Citadel Securities fined $275k for reporting violations after $700k fine in 2020
While claiming Citadel Securities had no relevant disciplinary history prior to this $275,000 settlement, FINRA did fine Citadel $700,000 for trading ahead of inactive OTC customer orders in a settlement last year.

Citadel Securities LLC has been fined $275,000 by FINRA amid reporting violations. The firm has been a FINRA member since 2005 and had no relevant disciplinary history prior to this, the authority said.
The Chicago-based firm engages in market making and provides execution services in U.S. equities, options, government securities, and foreign exchange products.
FINRA found that, from July 2017 through October 2019, Citadel Securities had multiple issues with correctly reporting Treasury transactions to the Trade Reporting and Compliance Engine (TRACE) causing violations of FINRA Rules 6730 and 2010.

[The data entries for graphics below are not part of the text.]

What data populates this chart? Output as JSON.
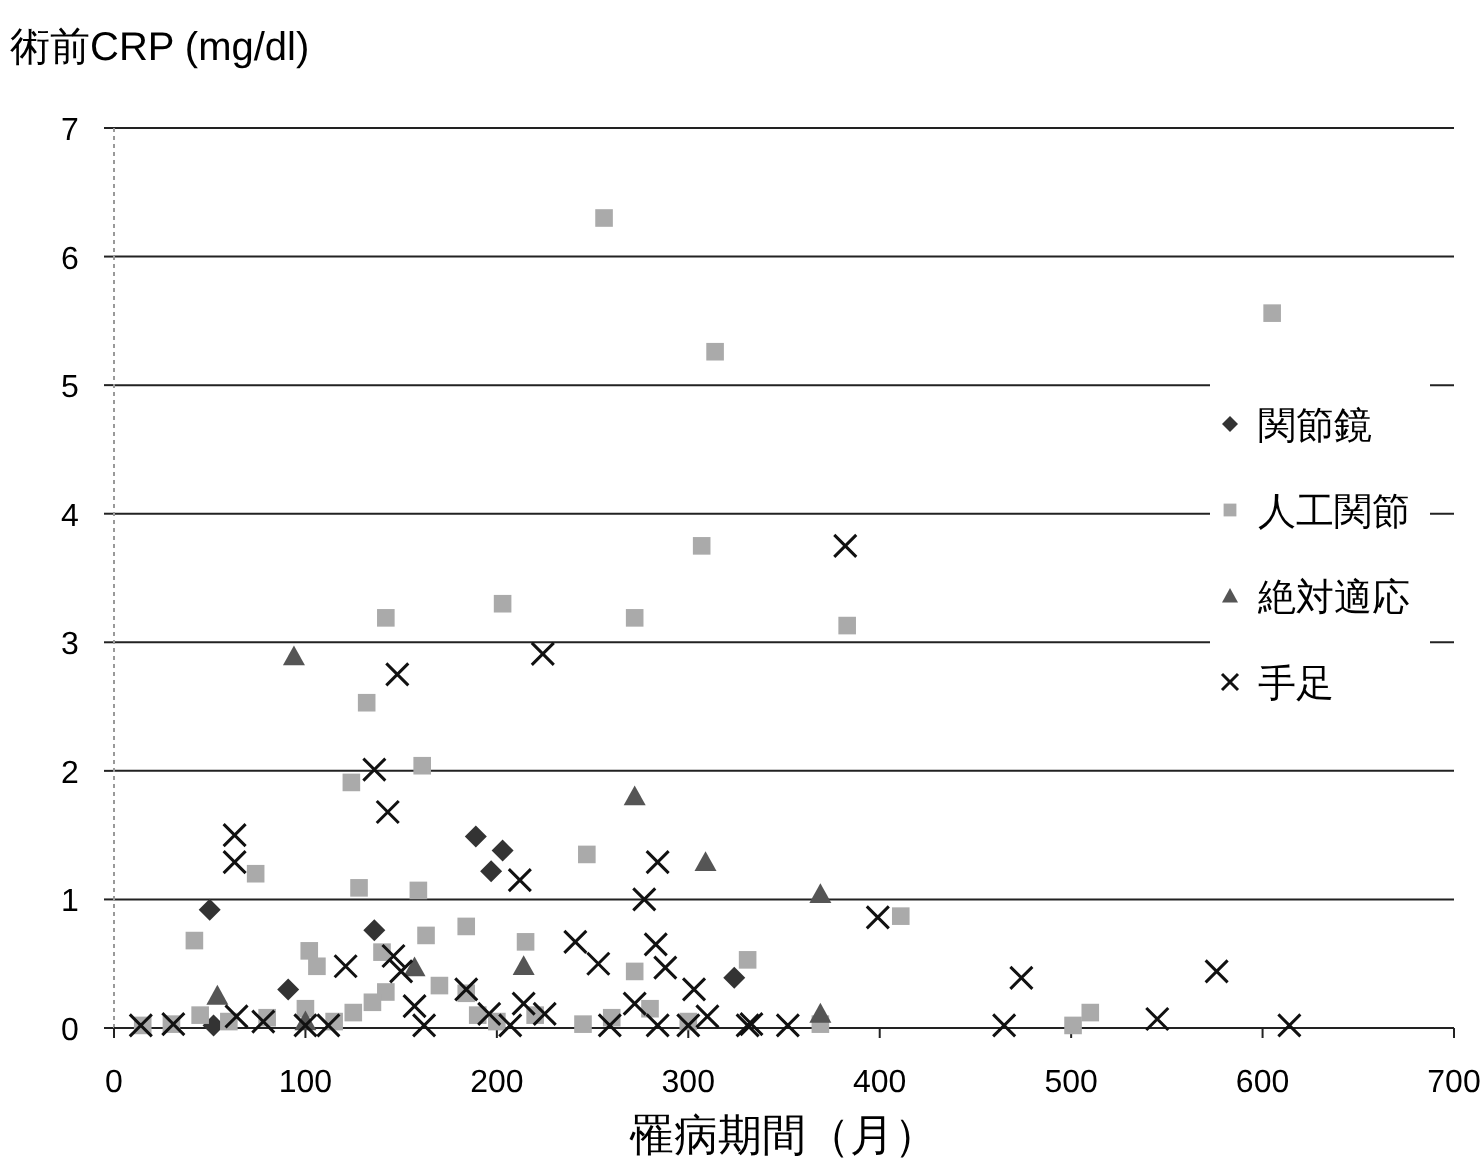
{
  "chart_data": {
    "type": "scatter",
    "ylabel": "術前CRP (mg/dl)",
    "xlabel": "罹病期間（月）",
    "xlim": [
      0,
      700
    ],
    "xticks": [
      0,
      100,
      200,
      300,
      400,
      500,
      600,
      700
    ],
    "ylim": [
      0,
      7
    ],
    "yticks": [
      0,
      1,
      2,
      3,
      4,
      5,
      6,
      7
    ],
    "grid": "y",
    "legend": "right",
    "series": [
      {
        "name": "関節鏡",
        "marker": "diamond",
        "color": "#333333",
        "x": [
          50,
          136,
          91,
          52,
          189,
          203,
          197,
          324
        ],
        "values": [
          0.92,
          0.76,
          0.3,
          0.02,
          1.49,
          1.38,
          1.22,
          0.39
        ]
      },
      {
        "name": "人工関節",
        "marker": "square",
        "color": "#aaaaaa",
        "x": [
          256,
          314,
          605,
          307,
          142,
          203,
          272,
          383,
          132,
          124,
          161,
          74,
          128,
          159,
          42,
          102,
          106,
          140,
          163,
          184,
          215,
          247,
          272,
          331,
          411,
          510,
          501,
          245,
          369,
          142,
          170,
          184,
          15,
          30,
          45,
          60,
          80,
          100,
          115,
          125,
          135,
          190,
          200,
          220,
          260,
          280,
          300
        ],
        "values": [
          6.3,
          5.26,
          5.56,
          3.75,
          3.19,
          3.3,
          3.19,
          3.13,
          2.53,
          1.91,
          2.04,
          1.2,
          1.09,
          1.07,
          0.68,
          0.6,
          0.48,
          0.59,
          0.72,
          0.79,
          0.67,
          1.35,
          0.44,
          0.53,
          0.87,
          0.12,
          0.02,
          0.03,
          0.03,
          0.28,
          0.33,
          0.27,
          0.02,
          0.03,
          0.1,
          0.05,
          0.08,
          0.15,
          0.05,
          0.12,
          0.2,
          0.1,
          0.05,
          0.1,
          0.08,
          0.15,
          0.05
        ]
      },
      {
        "name": "絶対適応",
        "marker": "triangle",
        "color": "#555555",
        "x": [
          94,
          272,
          309,
          369,
          214,
          369,
          54,
          157,
          100
        ],
        "values": [
          2.89,
          1.8,
          1.29,
          1.04,
          0.48,
          0.11,
          0.25,
          0.47,
          0.05
        ]
      },
      {
        "name": "手足",
        "marker": "cross",
        "color": "#111111",
        "x": [
          148,
          224,
          382,
          136,
          143,
          63,
          63,
          212,
          284,
          277,
          241,
          253,
          283,
          288,
          303,
          399,
          474,
          576,
          14,
          31,
          162,
          465,
          545,
          614,
          333,
          352,
          64,
          78,
          100,
          112,
          121,
          146,
          150,
          157,
          184,
          196,
          207,
          214,
          225,
          259,
          272,
          284,
          300,
          310,
          331
        ],
        "values": [
          2.75,
          2.91,
          3.75,
          2.01,
          1.68,
          1.5,
          1.29,
          1.15,
          1.29,
          1.0,
          0.67,
          0.5,
          0.65,
          0.47,
          0.3,
          0.86,
          0.39,
          0.44,
          0.02,
          0.03,
          0.02,
          0.02,
          0.07,
          0.02,
          0.03,
          0.02,
          0.09,
          0.05,
          0.02,
          0.02,
          0.48,
          0.56,
          0.44,
          0.17,
          0.3,
          0.11,
          0.02,
          0.19,
          0.11,
          0.02,
          0.19,
          0.02,
          0.02,
          0.09,
          0.02
        ]
      }
    ]
  }
}
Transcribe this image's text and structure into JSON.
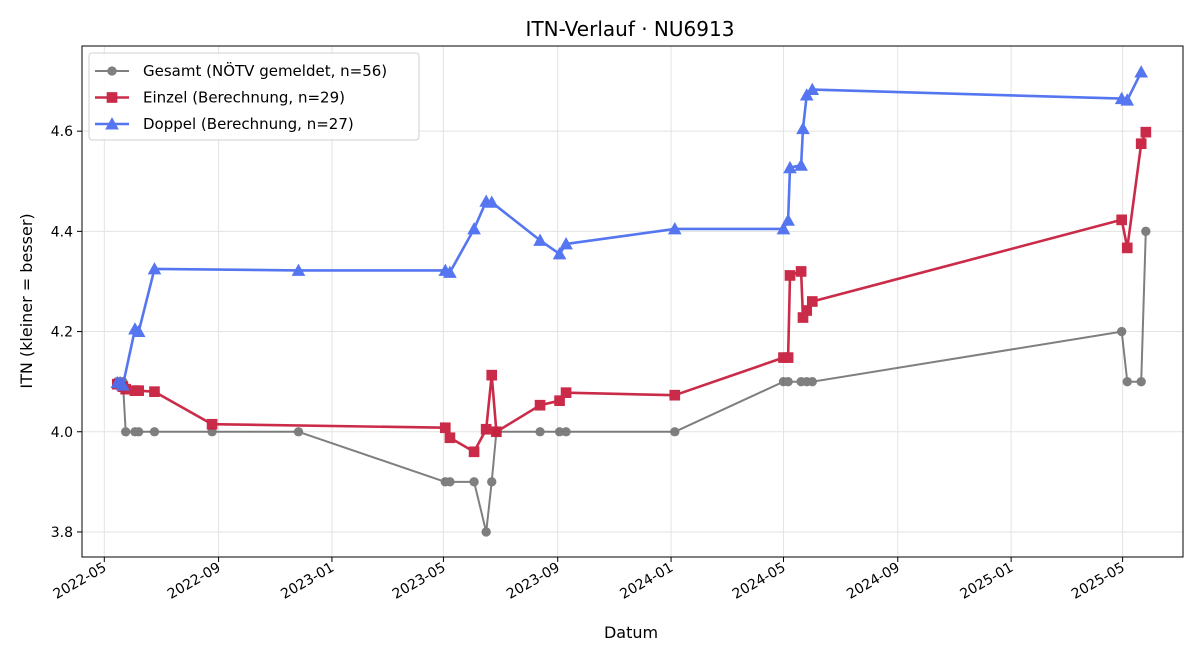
{
  "chart_data": {
    "type": "line",
    "title": "ITN-Verlauf · NU6913",
    "xlabel": "Datum",
    "ylabel": "ITN  (kleiner = besser)",
    "xlim": [
      "2022-04-07",
      "2025-07-05"
    ],
    "ylim": [
      3.75,
      4.77
    ],
    "x_ticks": [
      "2022-05",
      "2022-09",
      "2023-01",
      "2023-05",
      "2023-09",
      "2024-01",
      "2024-05",
      "2024-09",
      "2025-01",
      "2025-05"
    ],
    "y_ticks": [
      3.8,
      4.0,
      4.2,
      4.4,
      4.6
    ],
    "y_tick_labels": [
      "3.8",
      "4.0",
      "4.2",
      "4.4",
      "4.6"
    ],
    "grid": true,
    "legend_position": "upper-left",
    "series": [
      {
        "name": "Gesamt (NÖTV gemeldet, n=56)",
        "color": "#555555",
        "marker": "circle",
        "points": [
          [
            "2022-05-15",
            4.1
          ],
          [
            "2022-05-18",
            4.1
          ],
          [
            "2022-05-21",
            4.1
          ],
          [
            "2022-05-24",
            4.0
          ],
          [
            "2022-06-03",
            4.0
          ],
          [
            "2022-06-07",
            4.0
          ],
          [
            "2022-06-24",
            4.0
          ],
          [
            "2022-08-25",
            4.0
          ],
          [
            "2022-11-26",
            4.0
          ],
          [
            "2023-05-03",
            3.9
          ],
          [
            "2023-05-08",
            3.9
          ],
          [
            "2023-06-03",
            3.9
          ],
          [
            "2023-06-16",
            3.8
          ],
          [
            "2023-06-22",
            3.9
          ],
          [
            "2023-06-27",
            4.0
          ],
          [
            "2023-08-13",
            4.0
          ],
          [
            "2023-09-03",
            4.0
          ],
          [
            "2023-09-10",
            4.0
          ],
          [
            "2024-01-05",
            4.0
          ],
          [
            "2024-05-01",
            4.1
          ],
          [
            "2024-05-06",
            4.1
          ],
          [
            "2024-05-20",
            4.1
          ],
          [
            "2024-05-26",
            4.1
          ],
          [
            "2024-06-01",
            4.1
          ],
          [
            "2025-04-30",
            4.2
          ],
          [
            "2025-05-06",
            4.1
          ],
          [
            "2025-05-21",
            4.1
          ],
          [
            "2025-05-26",
            4.4
          ]
        ]
      },
      {
        "name": "Einzel (Berechnung, n=29)",
        "color": "#c8203f",
        "marker": "square",
        "points": [
          [
            "2022-05-15",
            4.095
          ],
          [
            "2022-05-21",
            4.09
          ],
          [
            "2022-05-24",
            4.085
          ],
          [
            "2022-06-03",
            4.082
          ],
          [
            "2022-06-07",
            4.082
          ],
          [
            "2022-06-24",
            4.08
          ],
          [
            "2022-08-25",
            4.015
          ],
          [
            "2023-05-03",
            4.008
          ],
          [
            "2023-05-08",
            3.988
          ],
          [
            "2023-06-03",
            3.96
          ],
          [
            "2023-06-16",
            4.005
          ],
          [
            "2023-06-22",
            4.113
          ],
          [
            "2023-06-27",
            4.0
          ],
          [
            "2023-08-13",
            4.053
          ],
          [
            "2023-09-03",
            4.062
          ],
          [
            "2023-09-10",
            4.078
          ],
          [
            "2024-01-05",
            4.073
          ],
          [
            "2024-05-01",
            4.148
          ],
          [
            "2024-05-06",
            4.148
          ],
          [
            "2024-05-08",
            4.312
          ],
          [
            "2024-05-20",
            4.32
          ],
          [
            "2024-05-22",
            4.228
          ],
          [
            "2024-05-26",
            4.242
          ],
          [
            "2024-06-01",
            4.26
          ],
          [
            "2025-04-30",
            4.423
          ],
          [
            "2025-05-06",
            4.367
          ],
          [
            "2025-05-21",
            4.575
          ],
          [
            "2025-05-26",
            4.598
          ]
        ]
      },
      {
        "name": "Doppel (Berechnung, n=27)",
        "color": "#4c6ff0",
        "marker": "triangle",
        "points": [
          [
            "2022-05-15",
            4.098
          ],
          [
            "2022-05-18",
            4.098
          ],
          [
            "2022-05-21",
            4.093
          ],
          [
            "2022-06-03",
            4.205
          ],
          [
            "2022-06-07",
            4.2
          ],
          [
            "2022-06-24",
            4.325
          ],
          [
            "2022-11-26",
            4.322
          ],
          [
            "2023-05-03",
            4.322
          ],
          [
            "2023-05-08",
            4.318
          ],
          [
            "2023-06-03",
            4.405
          ],
          [
            "2023-06-16",
            4.46
          ],
          [
            "2023-06-22",
            4.458
          ],
          [
            "2023-08-13",
            4.382
          ],
          [
            "2023-09-03",
            4.355
          ],
          [
            "2023-09-10",
            4.375
          ],
          [
            "2024-01-05",
            4.405
          ],
          [
            "2024-05-01",
            4.405
          ],
          [
            "2024-05-06",
            4.422
          ],
          [
            "2024-05-08",
            4.527
          ],
          [
            "2024-05-20",
            4.532
          ],
          [
            "2024-05-22",
            4.605
          ],
          [
            "2024-05-26",
            4.672
          ],
          [
            "2024-06-01",
            4.683
          ],
          [
            "2025-04-30",
            4.665
          ],
          [
            "2025-05-06",
            4.662
          ],
          [
            "2025-05-21",
            4.718
          ]
        ]
      }
    ]
  }
}
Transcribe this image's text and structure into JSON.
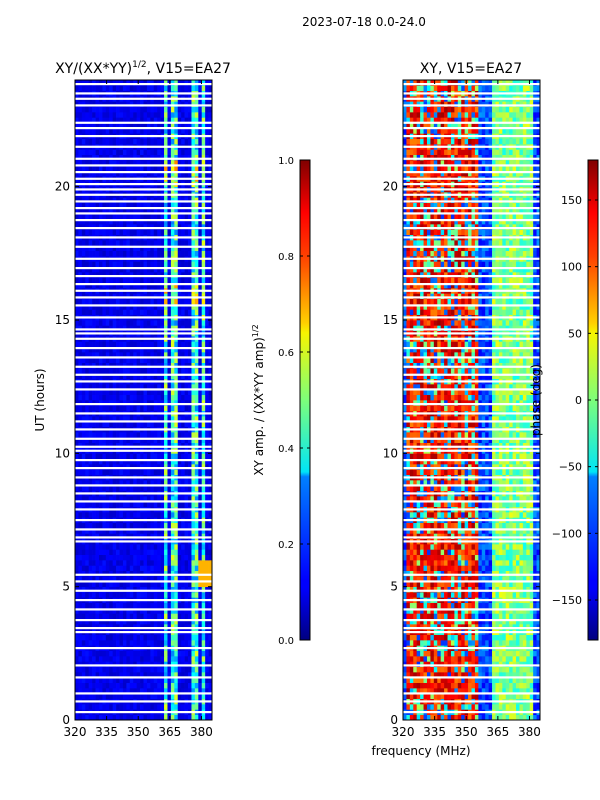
{
  "chart_data": {
    "type": "heatmap",
    "suptitle": "2023-07-18 0.0-24.0",
    "xlabel_shared": "frequency (MHz)",
    "panels": [
      {
        "id": "amp",
        "title": "XY/(XX*YY)",
        "title_sup": "1/2",
        "title_suffix": ", V15=EA27",
        "ylabel": "UT (hours)",
        "xlim": [
          320,
          385
        ],
        "ylim": [
          0,
          24
        ],
        "xticks": [
          320,
          335,
          350,
          365,
          380
        ],
        "yticks": [
          0,
          5,
          10,
          15,
          20
        ],
        "value_range": [
          0.0,
          1.0
        ],
        "colorbar": {
          "label": "XY amp. / (XX*YY amp)",
          "label_sup": "1/2",
          "ticks": [
            "0.0",
            "0.2",
            "0.4",
            "0.6",
            "0.8",
            "1.0"
          ],
          "tick_values": [
            0.0,
            0.2,
            0.4,
            0.6,
            0.8,
            1.0
          ],
          "range": [
            0.0,
            1.0
          ]
        }
      },
      {
        "id": "phase",
        "title": "XY, V15=EA27",
        "xlim": [
          320,
          385
        ],
        "ylim": [
          0,
          24
        ],
        "xticks": [
          320,
          335,
          350,
          365,
          380
        ],
        "yticks": [
          0,
          5,
          10,
          15,
          20
        ],
        "value_range": [
          -180,
          180
        ],
        "colorbar": {
          "label": "phase (deg)",
          "ticks": [
            "−150",
            "−100",
            "−50",
            "0",
            "50",
            "100",
            "150"
          ],
          "tick_values": [
            -150,
            -100,
            -50,
            0,
            50,
            100,
            150
          ],
          "range": [
            -180,
            180
          ]
        }
      }
    ],
    "flagged_gap_hours": [
      0.3,
      0.7,
      1.0,
      1.6,
      2.05,
      2.7,
      3.3,
      3.45,
      3.75,
      4.15,
      4.5,
      4.85,
      5.2,
      5.45,
      6.7,
      6.85,
      7.15,
      7.5,
      7.9,
      8.2,
      8.5,
      8.8,
      9.1,
      9.45,
      9.75,
      10.1,
      10.25,
      10.55,
      10.9,
      11.2,
      11.5,
      11.85,
      12.4,
      12.7,
      12.95,
      13.25,
      13.6,
      13.95,
      14.3,
      14.5,
      14.65,
      15.1,
      15.55,
      15.85,
      16.1,
      16.35,
      16.65,
      16.95,
      17.3,
      17.75,
      18.1,
      18.45,
      18.75,
      19.0,
      19.2,
      19.45,
      19.7,
      19.9,
      20.1,
      20.3,
      20.55,
      20.8,
      21.05,
      21.5,
      21.9,
      22.2,
      22.4,
      23.05,
      23.3,
      23.5,
      23.85
    ],
    "amp_active_bands_mhz": [
      [
        363,
        364.5
      ],
      [
        366,
        368
      ],
      [
        370,
        371
      ],
      [
        375,
        379
      ],
      [
        379.8,
        381
      ]
    ]
  }
}
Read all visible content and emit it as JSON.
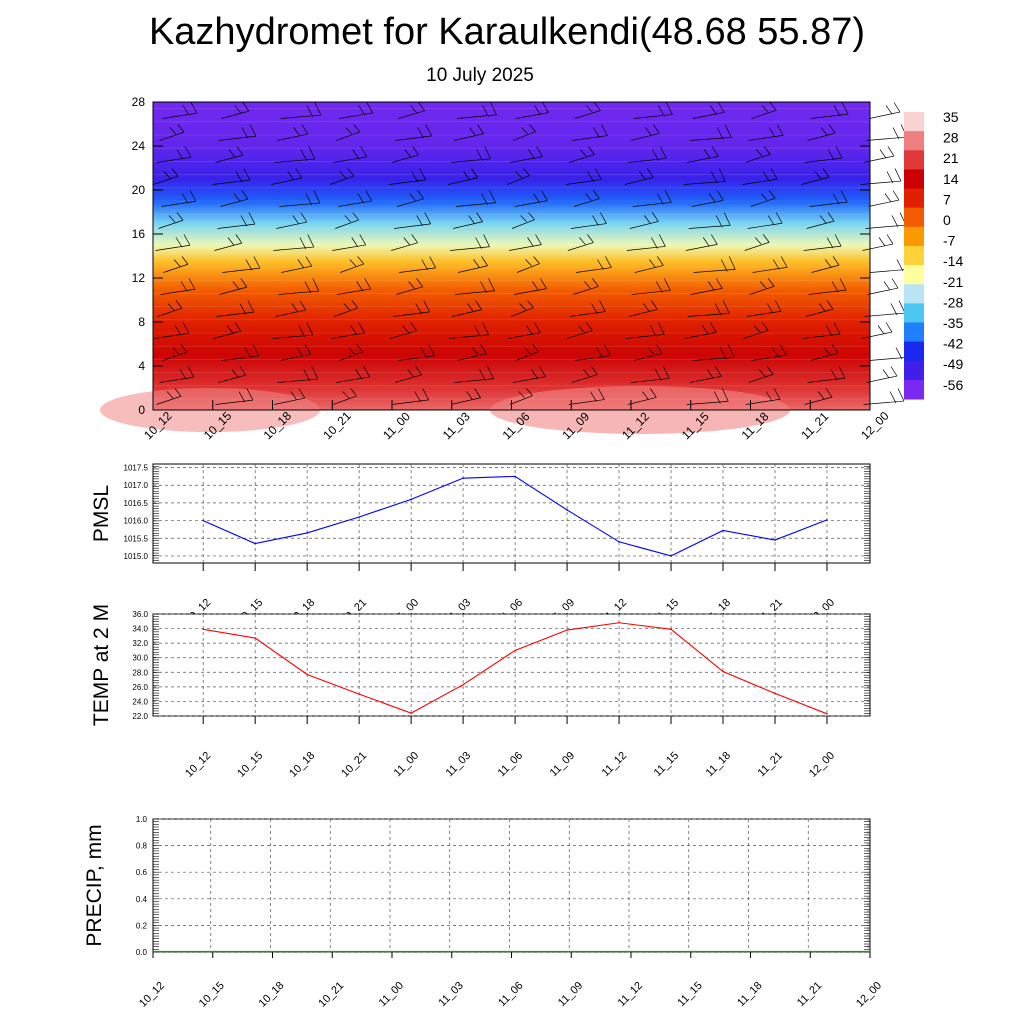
{
  "header": {
    "title": "Kazhydromet for Karaulkendi(48.68 55.87)",
    "subtitle": "10 July 2025"
  },
  "time_labels": [
    "10_12",
    "10_15",
    "10_18",
    "10_21",
    "11_00",
    "11_03",
    "11_06",
    "11_09",
    "11_12",
    "11_15",
    "11_18",
    "11_21",
    "12_00"
  ],
  "chart_data": [
    {
      "type": "heatmap",
      "title": "",
      "xlabel": "",
      "ylabel": "",
      "y_ticks": [
        "0",
        "4",
        "8",
        "12",
        "16",
        "20",
        "24",
        "28"
      ],
      "ylim": [
        0,
        28
      ],
      "colorbar": {
        "labels": [
          "35",
          "28",
          "21",
          "14",
          "7",
          "0",
          "-7",
          "-14",
          "-21",
          "-28",
          "-35",
          "-42",
          "-49",
          "-56"
        ],
        "colors": [
          "#fbd2d2",
          "#f08080",
          "#e03a3a",
          "#cc0000",
          "#e02000",
          "#f25c00",
          "#fb9a00",
          "#ffd23a",
          "#ffffa0",
          "#b8e4f4",
          "#4cc8f0",
          "#1e7fff",
          "#1a28f0",
          "#4020e8",
          "#7a2af0"
        ]
      },
      "layer_temperatures": [
        {
          "y": 0,
          "t": 32
        },
        {
          "y": 2,
          "t": 26
        },
        {
          "y": 5,
          "t": 20
        },
        {
          "y": 8,
          "t": 12
        },
        {
          "y": 11,
          "t": 4
        },
        {
          "y": 13.5,
          "t": -8
        },
        {
          "y": 15,
          "t": -20
        },
        {
          "y": 17,
          "t": -30
        },
        {
          "y": 19,
          "t": -43
        },
        {
          "y": 21,
          "t": -54
        },
        {
          "y": 24,
          "t": -60
        },
        {
          "y": 28,
          "t": -62
        }
      ],
      "grid": false
    },
    {
      "type": "line",
      "ylabel": "PMSL",
      "y_ticks": [
        "1015.0",
        "1015.5",
        "1016.0",
        "1016.5",
        "1017.0",
        "1017.5"
      ],
      "ylim": [
        1014.8,
        1017.6
      ],
      "grid": true,
      "color": "#0000ff",
      "series": [
        {
          "values": [
            1016.0,
            1015.35,
            1015.65,
            1016.1,
            1016.6,
            1017.2,
            1017.25,
            1016.3,
            1015.4,
            1015.0,
            1015.72,
            1015.45,
            1016.02
          ]
        }
      ]
    },
    {
      "type": "line",
      "ylabel": "TEMP at 2 M",
      "y_ticks": [
        "22.0",
        "24.0",
        "26.0",
        "28.0",
        "30.0",
        "32.0",
        "34.0",
        "36.0"
      ],
      "ylim": [
        22,
        36
      ],
      "grid": true,
      "color": "#ff0000",
      "series": [
        {
          "values": [
            33.9,
            32.7,
            27.7,
            25.0,
            22.4,
            26.3,
            31.0,
            33.8,
            34.8,
            33.9,
            28.1,
            25.1,
            22.3
          ]
        }
      ]
    },
    {
      "type": "bar",
      "ylabel": "PRECIP, mm",
      "y_ticks": [
        "0.0",
        "0.2",
        "0.4",
        "0.6",
        "0.8",
        "1.0"
      ],
      "ylim": [
        0,
        1
      ],
      "grid": true,
      "color": "#00aa00",
      "series": [
        {
          "values": [
            0,
            0,
            0,
            0,
            0,
            0,
            0,
            0,
            0,
            0,
            0,
            0,
            0
          ]
        }
      ]
    }
  ]
}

This has resulted in incorrectly reporting internal transfers as Treasury transactions, when they were not reportable, as well as failing to append the “No Remuneration” indicator to TRACE reports for certain Treasury transactions between affiliates. Citadel also failed to include the correct contra-party type in its TRACE reports for certain affiliate transactions.
Citadel’s supervisory system, including written supervisory procedures (WSPs) was found to be “not reasonably designed to achieve compliance with TRACE reporting rules because it could only detect violations that would generate automatic alerts. In all cases, the incorrect TRACE reports involved internal position transfers or transactions with affiliates and did not involve transactions with clients”, according to the letter of acceptance, waiver, and consent.
While claiming Citadel Securities had no relevant disciplinary history prior to this $275,000 settlement, FINRA did fine Citadel $700,000 for trading ahead of inactive OTC customer orders in a settlement last year.
Citadel Securities agreed to pay the fine for alleged violations concerning FINRA Rule 5320 (Prohibition Against Trading Ahead of Customer Orders) and FINRA Rule 6460 (Display of Customer Limit Orders).
Citadel Securities established an Over-the-Counter equity trading desk in late 2011. It received orders from the firm’s broker-dealer clients on behalf of its customers.
The firm sought to program the OTC Desk trading systems to comply with the Trading Ahead and Limit Order Display Rules by providing customer orders automated order protection, quote display, and execution.
However, from September 2012 through mid-September 2014, Citadel Securities employed pre-trade controls, settings and processes that removed hundreds of thousands of OTC customer orders from that logic. While those controls, settings and processes had multiple purposes, they shared a principal purpose of directing mostly larger OTC customer orders for manual review and/or handling. Impacted orders were rendered inactive until the completion of a manual trader review.
While OTC customer orders were inactive, Citadel Securities, in many instances, as part of its market-making activities, traded for its own account on the same side of the market at prices that would have satisfied the orders, without immediately thereafter executing them up to the size and at the same or better price as it traded for its own account.
To assess the potential trading ahead impact, FINRA reviewed Citadel Securities’ handling of OTC customer orders in an inactive state awaiting manual trader review during the sample month of February 2014. Based on this review, in 559 instances, Citadel Securities traded ahead of 415 inactive OTC customer orders.
Citadel Securities also failed to establish a supervisory system, including written supervisory procedures (WSPs), reasonably designed to achieve compliance with Trading Ahead and Limit Order Display Rules for OTC customer orders.